It’s understood the nation’s self-styled defender of the moral high ground, blowhard Piers Morgan, has been fitted for a figure-hugging superhero costume to be worn when he is fighting for the greater good as his new alter ego Morally Outraged Man.
Fashioned from a Union Jack print in Lycra and consisting of a cape and mask with the obligatory Y-fronts over his tights, Morgan will don the outfit and wage war wherever he sees what he decides is wrong and everything else he disagrees with.
His superpowers are a boundless lack of self awareness and the ability to shout down everything anyone says, except for the drivel of Donald Trump, whose speech overpowers Morgan in the same way Kryptonite does Superman, turning him into a sycophantic and simpering arse-licking fanboy.

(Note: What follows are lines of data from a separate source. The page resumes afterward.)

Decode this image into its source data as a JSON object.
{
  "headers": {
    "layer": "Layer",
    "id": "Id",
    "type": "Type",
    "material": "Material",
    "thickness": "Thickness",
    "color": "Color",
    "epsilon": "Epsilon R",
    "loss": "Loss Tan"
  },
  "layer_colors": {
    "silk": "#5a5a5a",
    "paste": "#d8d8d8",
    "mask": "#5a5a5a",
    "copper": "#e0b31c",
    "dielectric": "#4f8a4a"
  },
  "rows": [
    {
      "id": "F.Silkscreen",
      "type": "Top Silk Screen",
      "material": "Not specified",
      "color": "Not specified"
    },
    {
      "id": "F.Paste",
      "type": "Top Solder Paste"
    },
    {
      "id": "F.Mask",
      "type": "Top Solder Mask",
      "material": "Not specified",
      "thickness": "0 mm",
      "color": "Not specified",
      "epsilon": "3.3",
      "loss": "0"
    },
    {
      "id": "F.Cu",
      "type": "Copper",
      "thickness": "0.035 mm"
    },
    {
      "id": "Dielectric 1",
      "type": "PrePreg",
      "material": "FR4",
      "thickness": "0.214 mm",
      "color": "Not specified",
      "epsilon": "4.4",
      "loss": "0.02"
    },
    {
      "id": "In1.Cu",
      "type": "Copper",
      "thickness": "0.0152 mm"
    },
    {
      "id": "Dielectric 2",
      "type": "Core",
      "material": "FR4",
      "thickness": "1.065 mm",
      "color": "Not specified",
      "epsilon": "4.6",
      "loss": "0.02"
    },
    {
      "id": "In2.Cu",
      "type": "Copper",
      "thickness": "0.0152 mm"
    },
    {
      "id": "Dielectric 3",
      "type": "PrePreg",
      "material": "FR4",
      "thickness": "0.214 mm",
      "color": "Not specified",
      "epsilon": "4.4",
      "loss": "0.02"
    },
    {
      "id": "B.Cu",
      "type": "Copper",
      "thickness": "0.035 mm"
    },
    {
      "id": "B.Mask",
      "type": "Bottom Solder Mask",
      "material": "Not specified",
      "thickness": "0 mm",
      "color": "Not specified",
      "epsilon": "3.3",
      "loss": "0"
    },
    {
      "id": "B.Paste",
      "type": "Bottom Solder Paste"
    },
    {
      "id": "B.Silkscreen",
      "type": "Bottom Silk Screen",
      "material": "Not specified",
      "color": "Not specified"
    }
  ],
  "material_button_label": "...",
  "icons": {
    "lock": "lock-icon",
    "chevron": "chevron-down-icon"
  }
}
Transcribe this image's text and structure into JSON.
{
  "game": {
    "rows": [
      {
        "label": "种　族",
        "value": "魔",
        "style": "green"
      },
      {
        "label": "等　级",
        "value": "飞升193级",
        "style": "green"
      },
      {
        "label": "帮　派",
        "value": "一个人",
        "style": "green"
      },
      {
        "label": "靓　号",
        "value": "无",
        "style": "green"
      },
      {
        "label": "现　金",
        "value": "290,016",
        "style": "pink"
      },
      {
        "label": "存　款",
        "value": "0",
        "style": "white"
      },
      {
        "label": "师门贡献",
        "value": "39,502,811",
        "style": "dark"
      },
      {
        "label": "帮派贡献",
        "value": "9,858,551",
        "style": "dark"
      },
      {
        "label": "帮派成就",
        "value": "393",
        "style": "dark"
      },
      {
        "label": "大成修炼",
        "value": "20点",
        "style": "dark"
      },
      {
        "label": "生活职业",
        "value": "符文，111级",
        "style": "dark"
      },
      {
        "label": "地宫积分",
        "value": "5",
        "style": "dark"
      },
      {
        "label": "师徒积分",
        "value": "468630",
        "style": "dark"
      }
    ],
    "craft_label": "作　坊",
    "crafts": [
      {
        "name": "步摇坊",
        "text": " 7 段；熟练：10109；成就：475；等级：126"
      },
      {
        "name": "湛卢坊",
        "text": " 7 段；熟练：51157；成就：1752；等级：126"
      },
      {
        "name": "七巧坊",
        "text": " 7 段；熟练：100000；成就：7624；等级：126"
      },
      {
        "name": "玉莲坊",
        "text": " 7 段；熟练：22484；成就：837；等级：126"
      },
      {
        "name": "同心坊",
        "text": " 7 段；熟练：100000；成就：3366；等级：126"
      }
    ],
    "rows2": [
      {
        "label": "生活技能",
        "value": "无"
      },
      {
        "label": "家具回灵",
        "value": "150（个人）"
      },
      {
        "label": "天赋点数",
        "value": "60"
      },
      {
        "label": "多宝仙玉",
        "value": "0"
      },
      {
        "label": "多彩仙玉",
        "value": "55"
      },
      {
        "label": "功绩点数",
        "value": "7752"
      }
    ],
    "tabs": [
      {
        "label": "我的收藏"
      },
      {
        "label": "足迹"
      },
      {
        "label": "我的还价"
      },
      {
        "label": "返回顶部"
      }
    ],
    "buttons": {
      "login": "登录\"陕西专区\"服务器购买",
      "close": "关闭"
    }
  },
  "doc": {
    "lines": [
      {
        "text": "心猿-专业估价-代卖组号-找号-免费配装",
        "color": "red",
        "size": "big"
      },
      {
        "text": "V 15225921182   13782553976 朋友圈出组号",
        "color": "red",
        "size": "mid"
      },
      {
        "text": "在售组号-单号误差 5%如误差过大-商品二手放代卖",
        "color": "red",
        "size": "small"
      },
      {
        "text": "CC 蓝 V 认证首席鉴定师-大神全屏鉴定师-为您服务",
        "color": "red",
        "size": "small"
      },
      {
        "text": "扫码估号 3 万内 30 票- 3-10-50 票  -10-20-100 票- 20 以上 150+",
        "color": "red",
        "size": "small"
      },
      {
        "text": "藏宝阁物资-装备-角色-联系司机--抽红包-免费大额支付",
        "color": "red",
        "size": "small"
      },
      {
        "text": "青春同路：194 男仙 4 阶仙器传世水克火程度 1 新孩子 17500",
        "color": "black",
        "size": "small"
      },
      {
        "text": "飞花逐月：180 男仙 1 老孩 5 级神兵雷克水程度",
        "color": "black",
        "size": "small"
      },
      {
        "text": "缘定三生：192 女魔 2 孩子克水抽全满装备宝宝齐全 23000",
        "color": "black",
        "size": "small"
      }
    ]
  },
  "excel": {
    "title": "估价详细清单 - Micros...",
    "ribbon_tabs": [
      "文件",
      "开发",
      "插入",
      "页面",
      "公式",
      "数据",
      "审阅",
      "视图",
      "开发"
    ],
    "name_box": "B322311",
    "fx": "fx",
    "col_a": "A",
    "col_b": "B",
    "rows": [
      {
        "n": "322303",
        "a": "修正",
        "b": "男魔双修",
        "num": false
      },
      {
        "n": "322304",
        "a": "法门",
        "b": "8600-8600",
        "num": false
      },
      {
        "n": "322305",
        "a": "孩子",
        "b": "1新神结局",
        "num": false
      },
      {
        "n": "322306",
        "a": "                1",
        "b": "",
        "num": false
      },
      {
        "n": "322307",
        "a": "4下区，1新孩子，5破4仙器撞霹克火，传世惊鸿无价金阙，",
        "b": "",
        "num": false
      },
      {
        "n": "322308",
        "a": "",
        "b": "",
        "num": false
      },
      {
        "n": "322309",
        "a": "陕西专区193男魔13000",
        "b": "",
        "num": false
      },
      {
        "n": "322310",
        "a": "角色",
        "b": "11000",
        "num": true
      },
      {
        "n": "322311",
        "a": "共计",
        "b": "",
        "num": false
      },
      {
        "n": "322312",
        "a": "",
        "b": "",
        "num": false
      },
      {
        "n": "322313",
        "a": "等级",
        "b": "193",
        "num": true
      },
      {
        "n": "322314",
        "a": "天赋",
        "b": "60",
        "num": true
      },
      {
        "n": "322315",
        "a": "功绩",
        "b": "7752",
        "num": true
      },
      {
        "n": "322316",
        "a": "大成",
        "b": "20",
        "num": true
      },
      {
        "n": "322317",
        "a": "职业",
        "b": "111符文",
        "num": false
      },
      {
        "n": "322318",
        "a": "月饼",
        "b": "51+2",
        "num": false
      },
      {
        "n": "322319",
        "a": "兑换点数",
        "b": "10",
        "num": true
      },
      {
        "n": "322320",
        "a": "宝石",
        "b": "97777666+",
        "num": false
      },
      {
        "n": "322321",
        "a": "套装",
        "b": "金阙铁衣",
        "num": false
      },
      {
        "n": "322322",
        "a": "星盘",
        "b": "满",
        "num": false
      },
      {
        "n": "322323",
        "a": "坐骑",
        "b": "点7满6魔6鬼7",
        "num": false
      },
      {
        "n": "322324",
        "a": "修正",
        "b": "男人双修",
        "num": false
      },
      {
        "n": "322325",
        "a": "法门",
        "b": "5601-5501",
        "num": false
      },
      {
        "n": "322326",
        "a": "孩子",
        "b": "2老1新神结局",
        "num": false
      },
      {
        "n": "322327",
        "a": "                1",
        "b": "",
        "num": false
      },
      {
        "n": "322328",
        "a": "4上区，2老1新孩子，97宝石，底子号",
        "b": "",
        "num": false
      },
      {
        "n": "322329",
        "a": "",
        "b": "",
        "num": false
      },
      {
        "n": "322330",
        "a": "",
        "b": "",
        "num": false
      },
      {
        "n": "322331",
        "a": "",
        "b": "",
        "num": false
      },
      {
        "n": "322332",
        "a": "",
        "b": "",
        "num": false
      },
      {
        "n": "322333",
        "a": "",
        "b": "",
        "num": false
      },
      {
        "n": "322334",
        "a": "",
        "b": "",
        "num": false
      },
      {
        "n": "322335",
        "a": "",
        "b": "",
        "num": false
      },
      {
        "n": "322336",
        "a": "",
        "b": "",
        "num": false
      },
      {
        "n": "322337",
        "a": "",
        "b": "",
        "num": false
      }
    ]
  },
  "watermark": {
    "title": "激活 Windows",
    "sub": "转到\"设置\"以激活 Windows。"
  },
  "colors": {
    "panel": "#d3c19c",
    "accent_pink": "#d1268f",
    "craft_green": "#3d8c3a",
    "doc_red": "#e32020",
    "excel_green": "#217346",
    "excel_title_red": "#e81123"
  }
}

Metropolitan Police Commissioner, Cressida Dick, has confirmed that Morgan has presented the force with a huge lamp to project a light into the night sky depicting his superhero emblem – a middle aged male with smoke pouring form his ears.
When the light shines it will be the call to arms that will see Morgan swing into action to start mouthing off like some stereotypical misinformed wanker down the pub.
Speaking from his new headquarters, a big greenhouse he calls ‘My Fortress of Amazing’ he said: ‘I, Piers Morgan, have stepped up to the plate to singlehandedly save our great nation by spouting an endless stream of total shite across all stands of media.’
‘My personal integrity is peerless and completely beyond reproach. So who better than I, the great Piers Morgan, to take on this vital role. By the way, did I mention I know Donald Trump personally but of course you don’t, you failing loser.’